The word “meticulous” comes to mind whenever I'm describing Majid Mahjoub's’ extra virgin olive oil, made on his century-old estate in Tunisia.
The attention to detail starts with the trees and olives. All the olives for his oil are grown organically without irrigation—a step that, while risky, makes for more intensely flavored fruit. All the olives are picked by hand. It’s labor intensive work but better for the olives than mechanical means, which can often damage and bruise the fruit. The harvested olives are moved quickly to their stone mill and pressed within hours of harvest, which makes for a better, longer lasting oil.
It's at the pressing stage where even greater care is taken, where processes that have fallen out of use are still employed. The olives are crushed by granite stones that, though they are the method used to make oil for thousands of years, are almost extinct today, replaced by continuous press machines and hydraulic screw presses. The olive paste is spread by hand, not machine.
And finally the water that's part of the output from pressing is skimmed off the top by hand, not separated mechanically by centrifuge. This ancient method, ladling one scoop of water at a time, is called fui. It is almost never done today. In fact, I've been to dozens of oilmakers over the last two decades and never seen it once. Majid thinks it adds a subtlety to his oil, though he comments on it in unsubtle terms. "This oil is not extra virgin. It’s immaculate conception."
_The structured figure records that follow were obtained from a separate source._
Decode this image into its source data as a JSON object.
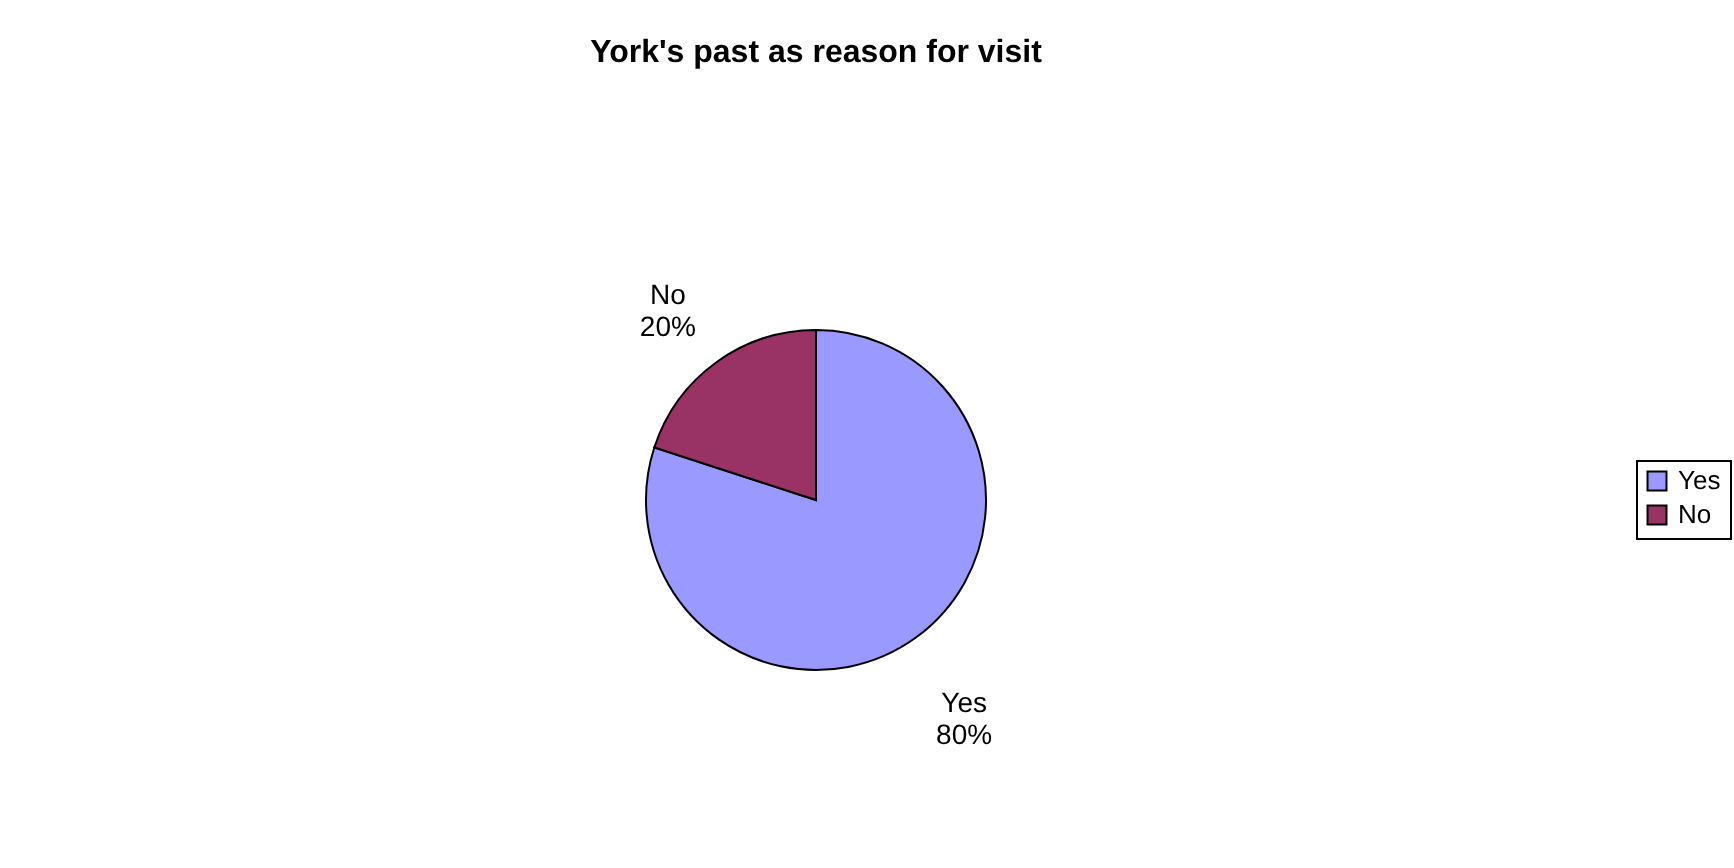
{
  "chart_data": {
    "type": "pie",
    "title": "York's past as reason for visit",
    "categories": [
      "Yes",
      "No"
    ],
    "values": [
      80,
      20
    ],
    "colors": [
      "#9999ff",
      "#993366"
    ],
    "value_labels": [
      "80%",
      "20%"
    ],
    "legend": "right"
  }
}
Last but not least, it's important to note that the primary olive varietal Majid grows, Chetoui, is known for its ability to blend with other foods. Since olive oil is used in almost everything Majid makes and eats, he looks for flavors that meld, not overwhelm. He describes his search as one for "olive oil with a subtle personality. I don’t want oil that imposes itself.”
All this care may sound like a mechanic raving about what's under the hood of a car. Who cares? How does the car drive? How does the olive oil taste? The latest pressing, picked in 2012, smells to me like yeasty rising bread dough. The texture is silky. The flavor starts buttery and nutty, quickly builds to a strong bitterness, and has a lingering peppery finish that sneaks up on you.
Great for everyday cooking. Its flavors work in all sorts of dishes, so don't be afraid to use it liberally.